La série Insecure, diffusée en France sur OCS, est à suivre en Belgique sur Be TV. HBO a commandé une saison 4 de la série.

Insecure, ça raconte quoi ?

Issa, 29 ans, est en pleine période de doute vis-à-vis de son boulot (au service d’élèves défavorisés), de ses collègues (majoritairement blancs et bienveillants, mais parfois sérieusement à côté de la plaque, notamment en raison de nombreux a priori) et de sa relation avec Lawrence qui semble s’enliser dans la routine et l’ennui.

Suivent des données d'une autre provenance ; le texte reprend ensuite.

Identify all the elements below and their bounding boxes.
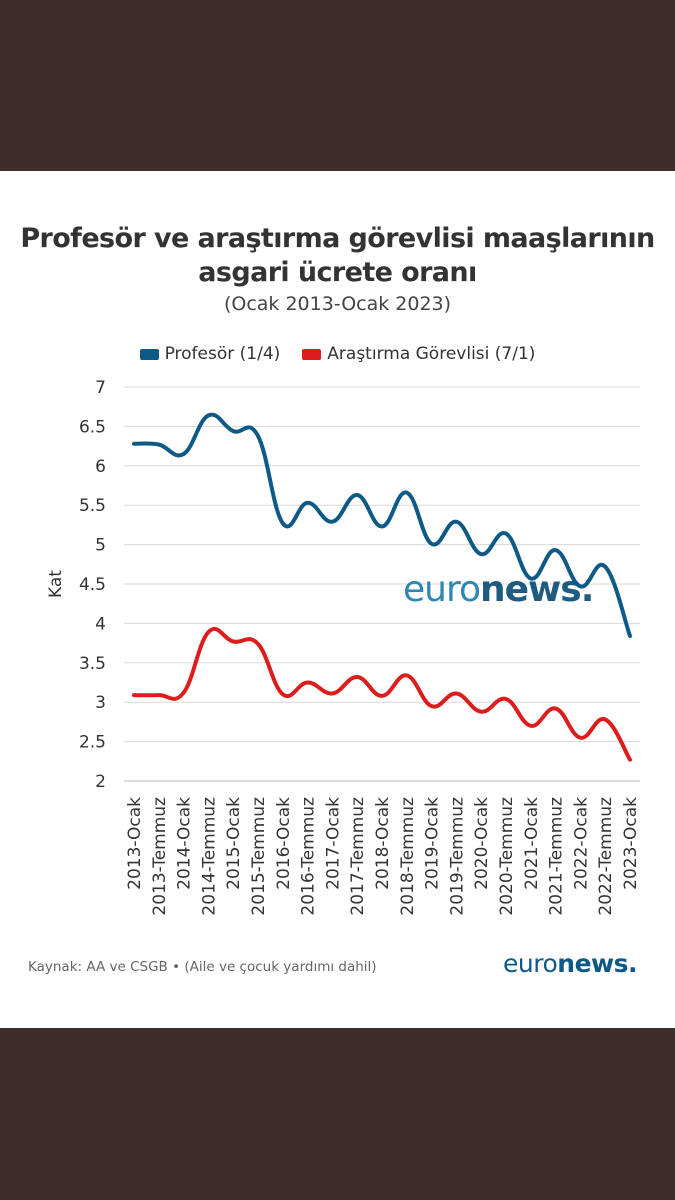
x-tick-label: 2021-Temmuz <box>547 797 567 916</box>
y-tick-label: 2.5 <box>79 733 106 753</box>
x-tick-label: 2020-Temmuz <box>497 797 517 916</box>
x-tick-label: 2013-Ocak <box>125 797 145 890</box>
y-tick-label: 6.5 <box>79 417 106 437</box>
y-tick-label: 2 <box>95 772 106 792</box>
y-tick-label: 4.5 <box>79 575 106 595</box>
x-tick-label: 2018-Temmuz <box>398 797 418 916</box>
x-tick-label: 2013-Temmuz <box>150 797 170 916</box>
legend-swatch-researcher <box>302 348 322 360</box>
x-tick-label: 2022-Temmuz <box>596 797 616 916</box>
legend-label-researcher: Araştırma Görevlisi (7/1) <box>327 344 536 364</box>
series-line-researcher <box>132 626 632 762</box>
x-tick-label: 2015-Ocak <box>224 797 244 890</box>
legend-label-professor: Profesör (1/4) <box>164 344 281 364</box>
legend-item-professor: Profesör (1/4) <box>139 342 281 366</box>
x-tick-label: 2018-Ocak <box>373 797 393 890</box>
y-tick-label: 3.5 <box>79 654 106 674</box>
y-tick-label: 3 <box>95 693 106 713</box>
y-tick-label: 7 <box>95 378 106 398</box>
x-tick-label: 2016-Temmuz <box>299 797 319 916</box>
y-tick-label: 5 <box>95 536 106 556</box>
x-tick-label: 2017-Temmuz <box>348 797 368 916</box>
chart-title-line2: asgari ücrete oranı <box>198 257 477 288</box>
x-tick-label: 2022-Ocak <box>571 797 591 890</box>
y-axis-label: Kat <box>46 570 66 598</box>
euronews-logo: euronews. <box>503 949 637 978</box>
logo-text-euro: euro <box>503 949 558 978</box>
line-chart: 2 2.5 3 3.5 4 4.5 5 5.5 6 6.5 7 Kat 2013-Ocak 2013-Te… <box>46 378 641 916</box>
legend-swatch-professor <box>139 348 159 360</box>
chart-card: Profesör ve araştırma görevlisi maaşları… <box>0 171 675 1028</box>
euronews-watermark: euronews. <box>403 569 593 610</box>
y-tick-label: 5.5 <box>79 496 106 516</box>
source-note: Kaynak: AA ve CSGB • (Aile ve çocuk yard… <box>28 959 377 975</box>
series-line-professor <box>132 412 632 638</box>
chart-legend: Profesör (1/4) Araştırma Görevlisi (7/1) <box>0 342 675 366</box>
y-tick-label: 6 <box>95 457 106 477</box>
x-tick-label: 2019-Temmuz <box>447 797 467 916</box>
chart-subtitle: (Ocak 2013-Ocak 2023) <box>223 293 452 315</box>
legend-item-researcher: Araştırma Görevlisi (7/1) <box>302 342 535 366</box>
x-tick-label: 2017-Ocak <box>323 797 343 890</box>
x-tick-label: 2021-Ocak <box>522 797 542 890</box>
x-tick-label: 2023-Ocak <box>621 797 641 890</box>
x-tick-label: 2014-Ocak <box>175 797 195 890</box>
x-tick-label: 2016-Ocak <box>274 797 294 890</box>
chart-title-line1: Profesör ve araştırma görevlisi maaşları… <box>20 223 655 254</box>
y-tick-label: 4 <box>95 614 106 634</box>
x-tick-label: 2014-Temmuz <box>199 797 219 916</box>
x-tick-label: 2019-Ocak <box>423 797 443 890</box>
x-tick-label: 2015-Temmuz <box>249 797 269 916</box>
x-tick-label: 2020-Ocak <box>472 797 492 890</box>
logo-text-news: news. <box>557 949 637 978</box>
watermark-text-euro: euro <box>403 569 480 610</box>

Pour éclaircir ses idées, faire le point ou estomper ses doutes, Issa a pris l’habitude de s’encourager en rappant face au miroir de sa salle de bain. Un talent qu’elle va tester un soir, sur scène et en « live », au cours d’une sortie avec sa pote Molly (Yvonne Orji), elle-même sujette au blues de la trentenaire en « panne de réussite ». Avocate reconnue au sein d’un bureau plutôt bien coté, Molly éprouve de plus en plus de difficultés à accepter d’être moins bien payée que ses collègues blancs et masculins.

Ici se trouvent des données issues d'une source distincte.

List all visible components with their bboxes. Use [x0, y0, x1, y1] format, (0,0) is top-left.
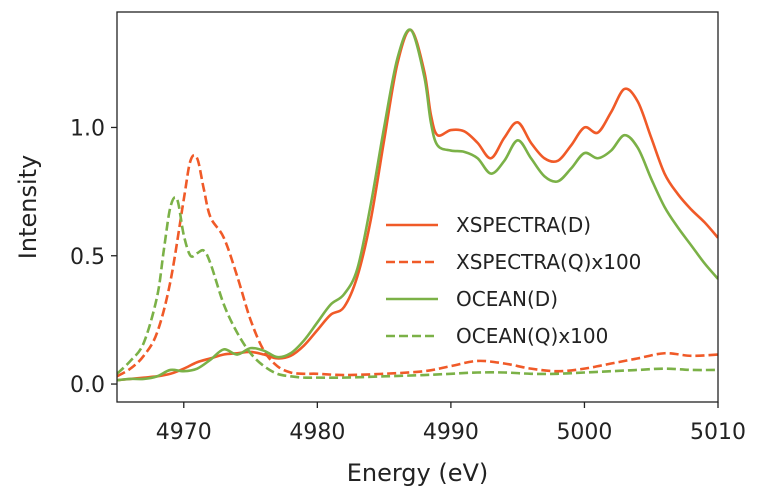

Comment être noir(e) et conscientisé(e), reconnu(e) dans son travail et au sein de sa communauté, tout en étant heureux sur tous les plans (privé et professionnel) ? Voilà la quadrature du cercle auquel s’attaque la série Insecure, reflet des préoccupations de la classe moyenne afro-américaine, avec un humour et une franchise qui détonent dans le cercle très privé des stand-up dont on parle. Prolongement de sa série Awkward Blackgirl (Les mésaventures d’une fille noire maladroite) dont elle avait entamé la réflexion dès l’université, Insecure a porté loin la voix d’Issa, personnage faussement maladroit et loser, au point de lui offrir un formidable écho, empli de tendresse et d’autodérision, à l’international.